In his discussion with the director of Το Vima, Pericles Dimitropoulos, former Prime Minister Alexis Tsipras spoke both about domestic politics and international issues, and threw some darts at his political opponents. 

He stated he wants to continue to comment on the political moment, saying, “when you leave the active action, that does not mean that you have to sit mute and silent. That is not how I understand the position of the former prime minister.” He joked, “I did not decide to retire to a monastery.”

Tsipras critiqued both Prime Minister Kyriakos Mitsotakis and the President of the PASOK Nikos Androulakis in his comments, while also analyzing the decisions he made as prime minister.

Alexis Tsipras started by speaking about wounds left οn Greece by World War II, specifically about the stunted democracy of the post-Civil War state that led to the American-driven dictatorship, which resulted in “carrying the wound of dependency”, the tragedy of Cyprus that “weighs on Hellenism”, Greek-Turkish relations, as “Turkey is unfolding its revisionist agenda” and the issue that after the end of the Cold War “emerged on the northern border with a newly established state claiming a name and cultural heritage with aggressive intentions”.

The former prime minister argued the three greatest successes of Greek foreign policy during the Metapolitefsi period were: Greece’s accession to the EEC, the accession of Cyprus to the EU, and the Prespa Agreement with North Macedonia, which he helped bring about.

“I received harsh and unfair criticism from the current prime minister,” Tsipras claimed regarding the Prespa Agreement, recalling that it had been called a “national exception” and that “I traded pensions for the name.”

Greece as a Bridge

Tsipras framed the country as an important crossroads.  “Greece is in the middle of a triangle of destabilization,” he said. But, “we are not an outpost, but rather a bridge of three continents.”

Fundamental for the former prime minister is “to define what our strategy is” in regards to foreign relations. The goal for him is “to ensuring peace and stability, to increase the geopolitical prestige, sovereignty and sovereign rights.”

“It is not an easy equation,” he admitted, but “that should be the goal.”

For him, foreign policy “must have a beginning, a middle and an end”.

Asked about the issue of the election of the President of the Republic, Tsipras stated that “the discussion about names or characteristics at a time when the country has a President is a trivialization of the institution and leaves it in the hands of the Prime Minister”.

He even urged Mitsotakis “to explain to us why he is thinking about the change, where he made a mistake”.

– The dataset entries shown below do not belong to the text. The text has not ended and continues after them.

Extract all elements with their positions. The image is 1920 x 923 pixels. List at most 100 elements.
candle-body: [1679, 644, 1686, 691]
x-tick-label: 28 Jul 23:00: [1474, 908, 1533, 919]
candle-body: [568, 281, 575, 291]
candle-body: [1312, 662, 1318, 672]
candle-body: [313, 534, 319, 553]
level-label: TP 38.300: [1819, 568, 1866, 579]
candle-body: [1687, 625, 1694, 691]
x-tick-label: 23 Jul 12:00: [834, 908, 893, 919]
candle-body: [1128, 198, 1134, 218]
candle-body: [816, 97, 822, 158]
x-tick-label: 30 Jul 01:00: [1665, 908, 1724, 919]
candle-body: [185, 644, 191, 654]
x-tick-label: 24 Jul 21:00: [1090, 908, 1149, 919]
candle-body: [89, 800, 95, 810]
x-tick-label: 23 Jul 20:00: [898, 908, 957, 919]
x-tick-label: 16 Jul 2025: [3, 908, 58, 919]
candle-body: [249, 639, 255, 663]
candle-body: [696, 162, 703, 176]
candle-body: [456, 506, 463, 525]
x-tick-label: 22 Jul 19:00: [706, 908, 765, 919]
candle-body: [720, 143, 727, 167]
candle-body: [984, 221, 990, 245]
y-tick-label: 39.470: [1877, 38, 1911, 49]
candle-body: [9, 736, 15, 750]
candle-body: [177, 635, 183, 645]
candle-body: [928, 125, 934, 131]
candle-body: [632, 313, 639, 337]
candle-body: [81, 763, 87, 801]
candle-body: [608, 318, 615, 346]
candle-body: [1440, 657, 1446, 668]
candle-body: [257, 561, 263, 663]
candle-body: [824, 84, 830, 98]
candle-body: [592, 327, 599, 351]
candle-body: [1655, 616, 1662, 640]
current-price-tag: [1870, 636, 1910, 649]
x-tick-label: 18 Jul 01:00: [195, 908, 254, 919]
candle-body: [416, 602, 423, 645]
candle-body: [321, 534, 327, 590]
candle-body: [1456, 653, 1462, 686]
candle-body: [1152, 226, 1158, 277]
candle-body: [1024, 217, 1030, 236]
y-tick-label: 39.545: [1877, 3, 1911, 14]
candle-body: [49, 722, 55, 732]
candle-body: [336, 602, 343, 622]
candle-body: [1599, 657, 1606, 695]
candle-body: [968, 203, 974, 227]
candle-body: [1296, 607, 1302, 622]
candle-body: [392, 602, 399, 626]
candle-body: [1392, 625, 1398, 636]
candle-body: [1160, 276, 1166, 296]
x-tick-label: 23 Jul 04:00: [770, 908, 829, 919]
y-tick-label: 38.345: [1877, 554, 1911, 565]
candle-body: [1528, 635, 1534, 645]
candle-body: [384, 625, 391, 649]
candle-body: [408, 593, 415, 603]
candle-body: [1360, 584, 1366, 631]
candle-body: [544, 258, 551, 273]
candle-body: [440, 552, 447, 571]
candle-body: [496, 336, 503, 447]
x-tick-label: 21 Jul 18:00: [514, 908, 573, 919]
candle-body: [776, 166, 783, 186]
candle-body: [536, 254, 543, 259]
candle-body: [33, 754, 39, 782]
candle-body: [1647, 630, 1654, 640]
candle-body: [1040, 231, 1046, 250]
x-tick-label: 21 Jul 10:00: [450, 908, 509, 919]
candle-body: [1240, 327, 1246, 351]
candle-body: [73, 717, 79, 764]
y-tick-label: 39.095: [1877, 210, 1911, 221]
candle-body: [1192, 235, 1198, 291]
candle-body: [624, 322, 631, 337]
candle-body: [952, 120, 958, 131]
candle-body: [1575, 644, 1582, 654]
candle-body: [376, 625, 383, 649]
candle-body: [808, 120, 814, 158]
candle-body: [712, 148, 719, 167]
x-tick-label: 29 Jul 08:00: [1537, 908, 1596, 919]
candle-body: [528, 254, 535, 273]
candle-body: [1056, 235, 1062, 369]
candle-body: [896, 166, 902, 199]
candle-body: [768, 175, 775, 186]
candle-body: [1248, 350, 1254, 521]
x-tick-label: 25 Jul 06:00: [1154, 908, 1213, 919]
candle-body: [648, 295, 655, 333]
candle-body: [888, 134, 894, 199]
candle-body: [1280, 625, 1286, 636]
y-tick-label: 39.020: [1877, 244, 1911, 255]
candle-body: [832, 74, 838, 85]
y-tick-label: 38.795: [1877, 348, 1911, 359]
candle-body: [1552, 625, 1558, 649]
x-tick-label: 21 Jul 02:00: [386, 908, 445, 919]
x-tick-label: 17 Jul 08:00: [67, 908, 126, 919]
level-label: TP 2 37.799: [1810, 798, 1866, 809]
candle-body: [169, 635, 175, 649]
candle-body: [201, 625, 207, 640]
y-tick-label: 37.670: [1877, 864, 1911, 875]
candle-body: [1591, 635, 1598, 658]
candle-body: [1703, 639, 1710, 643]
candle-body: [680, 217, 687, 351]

In his opinion, “institutional trivialization has come not from the revision of Article 32. ND imposed the view that the president can be elected even with 120 votes. It trivializes the institution because the President is the guarantor of the smooth functioning of the constitution and the political system.”

Comments on the Opposition

“I did not have expectations of a Patriotic Left”, Tsipras said in response to a question about the direction of some left-wing parties such as Stefanos Kasselakis’ new Democracy Movement  and the general needs of the centre-left to reposition itself in the political scene.

“The issue is not to reassemble pieces, but to provide a solution to the problem. There is an unprecedented imbalance. The problem is that there is no opposition,” said Tsipras. “Even for the ruling party it is a problem. We will start from the need for understanding among the fragmented forces.” 

As he argued, “it is a bit of an oxymoron what is happening” as “we have not had oppositions falling but governments falling. We have an opposition that did nothing to rise, it was stagnant. So I think everyone should take responsibility for it.”

“I am not happy with the image of the Prime Minister meeting with the new leader of the opposition and the argument that with the consensus the country is moving forward. The country is also moving forward through conflicts. The opposition matters. Opposition that is serious, structured, strong,  and  thorough,” he stated about the recent meeting between Mitsotakis and Androulakis.